Introduction
"Comprehension is compression. You compress things into computer programs, into concise algorithmic descriptions. The simpler the theory, the better you understand something."
- Gregory Chaitin, "The Limits of Reason".
Imagine what you will do when you are asked to draw a cat image: you first come up with an “idea” in your mind of what a cat looks like, then control your hand to follow your "idea" and finish the details. The “idea” in your mind is a high-level compressed representation of a cat image while your hand is like an unzip tool that decodes the compressed representation into an actual data instance. What's more interesting is, your "idea" of a cat image is not just used for drawing, you come up with the same "idea" to help you tell a cat from images of dogs, to find a cat hidden in a crowd, or to recognise a cat in a blurry old video.
We see for us humans, having good understandings of data greatly improves our efficiency to process the data-relevant information. This is similar for AI. Trainditional AI systems that build models for specific tasks learn limited understandings of data that are only applicable to specific tasks. The learnt data understandings can not be reused to help solve other tasks raised from the same data, instead each time a new model has to be trained from scratch.

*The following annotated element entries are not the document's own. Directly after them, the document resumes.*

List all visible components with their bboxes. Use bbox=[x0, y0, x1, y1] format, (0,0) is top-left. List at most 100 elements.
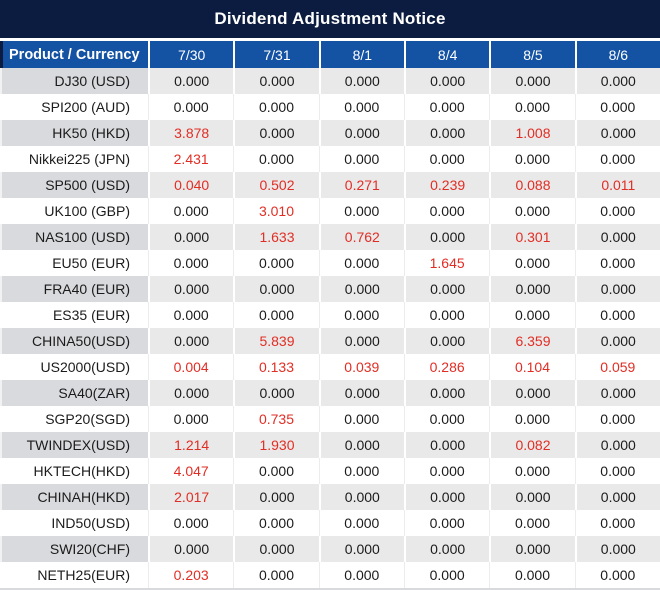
value-cell: 0.000 bbox=[403, 68, 490, 94]
value-cell: 0.000 bbox=[148, 250, 234, 276]
value-cell: 0.000 bbox=[489, 94, 575, 120]
table-row: HK50 (HKD) 3.878 0.000 0.000 0.000 1.008 0.000 bbox=[0, 120, 660, 146]
value-cell: 0.000 bbox=[574, 120, 660, 146]
value-cell: 0.239 bbox=[403, 172, 490, 198]
value-cell: 0.000 bbox=[574, 198, 660, 224]
value-cell: 0.000 bbox=[148, 94, 234, 120]
value-cell: 0.000 bbox=[148, 380, 234, 406]
product-cell: NETH25(EUR) bbox=[0, 562, 148, 588]
product-cell: HKTECH(HKD) bbox=[0, 458, 148, 484]
value-cell: 0.762 bbox=[318, 224, 404, 250]
value-cell: 0.000 bbox=[318, 536, 404, 562]
value-cell: 0.000 bbox=[318, 68, 404, 94]
value-cell: 0.000 bbox=[574, 328, 660, 354]
value-cell: 0.000 bbox=[403, 458, 490, 484]
table-row: HKTECH(HKD) 4.047 0.000 0.000 0.000 0.000 0.00… bbox=[0, 458, 660, 484]
table-row: FRA40 (EUR) 0.000 0.000 0.000 0.000 0.000 0.00… bbox=[0, 276, 660, 302]
value-cell: 0.000 bbox=[318, 432, 404, 458]
value-cell: 0.000 bbox=[318, 328, 404, 354]
product-cell: EU50 (EUR) bbox=[0, 250, 148, 276]
value-cell: 0.000 bbox=[574, 250, 660, 276]
value-cell: 0.059 bbox=[574, 354, 660, 380]
value-cell: 0.203 bbox=[148, 562, 234, 588]
value-cell: 0.000 bbox=[403, 484, 490, 510]
table-row: CHINAH(HKD) 2.017 0.000 0.000 0.000 0.000 0.00… bbox=[0, 484, 660, 510]
value-cell: 0.000 bbox=[233, 458, 319, 484]
table-row: NETH25(EUR) 0.203 0.000 0.000 0.000 0.000 0.00… bbox=[0, 562, 660, 588]
value-cell: 0.000 bbox=[574, 68, 660, 94]
dividend-table: Product / Currency 7/30 7/31 8/1 8/4 8/5 8/6 D… bbox=[0, 41, 660, 588]
value-cell: 0.011 bbox=[574, 172, 660, 198]
value-cell: 0.000 bbox=[233, 276, 319, 302]
value-cell: 0.000 bbox=[148, 276, 234, 302]
value-cell: 0.133 bbox=[233, 354, 319, 380]
value-cell: 3.878 bbox=[148, 120, 234, 146]
product-cell: TWINDEX(USD) bbox=[0, 432, 148, 458]
value-cell: 0.000 bbox=[233, 68, 319, 94]
value-cell: 0.000 bbox=[489, 406, 575, 432]
value-cell: 0.000 bbox=[574, 380, 660, 406]
value-cell: 0.000 bbox=[489, 68, 575, 94]
value-cell: 0.000 bbox=[318, 276, 404, 302]
product-cell: FRA40 (EUR) bbox=[0, 276, 148, 302]
value-cell: 0.000 bbox=[233, 146, 319, 172]
value-cell: 0.000 bbox=[403, 328, 490, 354]
value-cell: 0.000 bbox=[489, 458, 575, 484]
table-row: SP500 (USD) 0.040 0.502 0.271 0.239 0.088 0.01… bbox=[0, 172, 660, 198]
value-cell: 6.359 bbox=[489, 328, 575, 354]
value-cell: 0.000 bbox=[233, 120, 319, 146]
table-row: UK100 (GBP) 0.000 3.010 0.000 0.000 0.000 0.00… bbox=[0, 198, 660, 224]
value-cell: 1.008 bbox=[489, 120, 575, 146]
column-header-date: 8/5 bbox=[489, 41, 575, 68]
value-cell: 0.000 bbox=[574, 432, 660, 458]
table-row: SWI20(CHF) 0.000 0.000 0.000 0.000 0.000 0.000 bbox=[0, 536, 660, 562]
value-cell: 0.000 bbox=[489, 536, 575, 562]
value-cell: 0.000 bbox=[489, 562, 575, 588]
value-cell: 0.104 bbox=[489, 354, 575, 380]
table-row: EU50 (EUR) 0.000 0.000 0.000 1.645 0.000 0.000 bbox=[0, 250, 660, 276]
value-cell: 0.000 bbox=[318, 302, 404, 328]
value-cell: 0.000 bbox=[574, 224, 660, 250]
value-cell: 0.000 bbox=[318, 380, 404, 406]
divider bbox=[0, 38, 660, 41]
value-cell: 0.000 bbox=[489, 380, 575, 406]
column-header-date: 8/6 bbox=[574, 41, 660, 68]
product-cell: HK50 (HKD) bbox=[0, 120, 148, 146]
value-cell: 0.000 bbox=[318, 406, 404, 432]
value-cell: 0.000 bbox=[233, 510, 319, 536]
value-cell: 2.431 bbox=[148, 146, 234, 172]
value-cell: 1.930 bbox=[233, 432, 319, 458]
value-cell: 0.000 bbox=[403, 510, 490, 536]
value-cell: 0.000 bbox=[148, 536, 234, 562]
value-cell: 0.000 bbox=[403, 276, 490, 302]
value-cell: 0.000 bbox=[574, 484, 660, 510]
value-cell: 0.000 bbox=[148, 328, 234, 354]
value-cell: 0.000 bbox=[574, 406, 660, 432]
value-cell: 0.000 bbox=[489, 198, 575, 224]
value-cell: 0.088 bbox=[489, 172, 575, 198]
value-cell: 0.000 bbox=[489, 510, 575, 536]
value-cell: 0.000 bbox=[574, 146, 660, 172]
product-cell: SP500 (USD) bbox=[0, 172, 148, 198]
table-body: DJ30 (USD) 0.000 0.000 0.000 0.000 0.000 0.000… bbox=[0, 68, 660, 588]
product-cell: CHINAH(HKD) bbox=[0, 484, 148, 510]
value-cell: 0.000 bbox=[318, 458, 404, 484]
value-cell: 0.000 bbox=[403, 432, 490, 458]
value-cell: 0.000 bbox=[574, 458, 660, 484]
value-cell: 0.301 bbox=[489, 224, 575, 250]
value-cell: 0.000 bbox=[318, 120, 404, 146]
value-cell: 0.000 bbox=[574, 510, 660, 536]
table-header-row: Product / Currency 7/30 7/31 8/1 8/4 8/5 8/6 bbox=[0, 41, 660, 68]
value-cell: 0.000 bbox=[233, 380, 319, 406]
value-cell: 0.000 bbox=[574, 276, 660, 302]
product-cell: SA40(ZAR) bbox=[0, 380, 148, 406]
value-cell: 0.000 bbox=[318, 562, 404, 588]
value-cell: 0.000 bbox=[403, 302, 490, 328]
product-cell: DJ30 (USD) bbox=[0, 68, 148, 94]
value-cell: 0.000 bbox=[489, 250, 575, 276]
column-header-date: 7/31 bbox=[233, 41, 319, 68]
value-cell: 0.000 bbox=[403, 380, 490, 406]
value-cell: 0.000 bbox=[403, 536, 490, 562]
value-cell: 0.000 bbox=[318, 146, 404, 172]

A more efficient AI system should be able to form a deeper "idea" of the data it learns and reuse the "idea" whenever possible, just like humans.
The question then remains how to let AI acquire such good understandings of data like humans do. Recent research in AI shows that deep generative models have a great potential of becoming a generic tool for building understandings of data. Mimicking human behaviours, a deep generative model is asked to explicitly form an efficient compact representation (the "idea") of the data, from which the model should be able to create synthetic data instances indistinguishable from the real ones. The higher quality the synthetic data is, the deeper understandings of data the model obtains. Powered by deep learning technology, deep generative models are now capable of building efficient understanding of complex real data including images, audios and texts, and can enhance the AI systems built on them.
Mimicking humans, a deep generative model creates a high-quality cat image by passing its understanding of "cat" (here a short length of codes) through a deep neural network.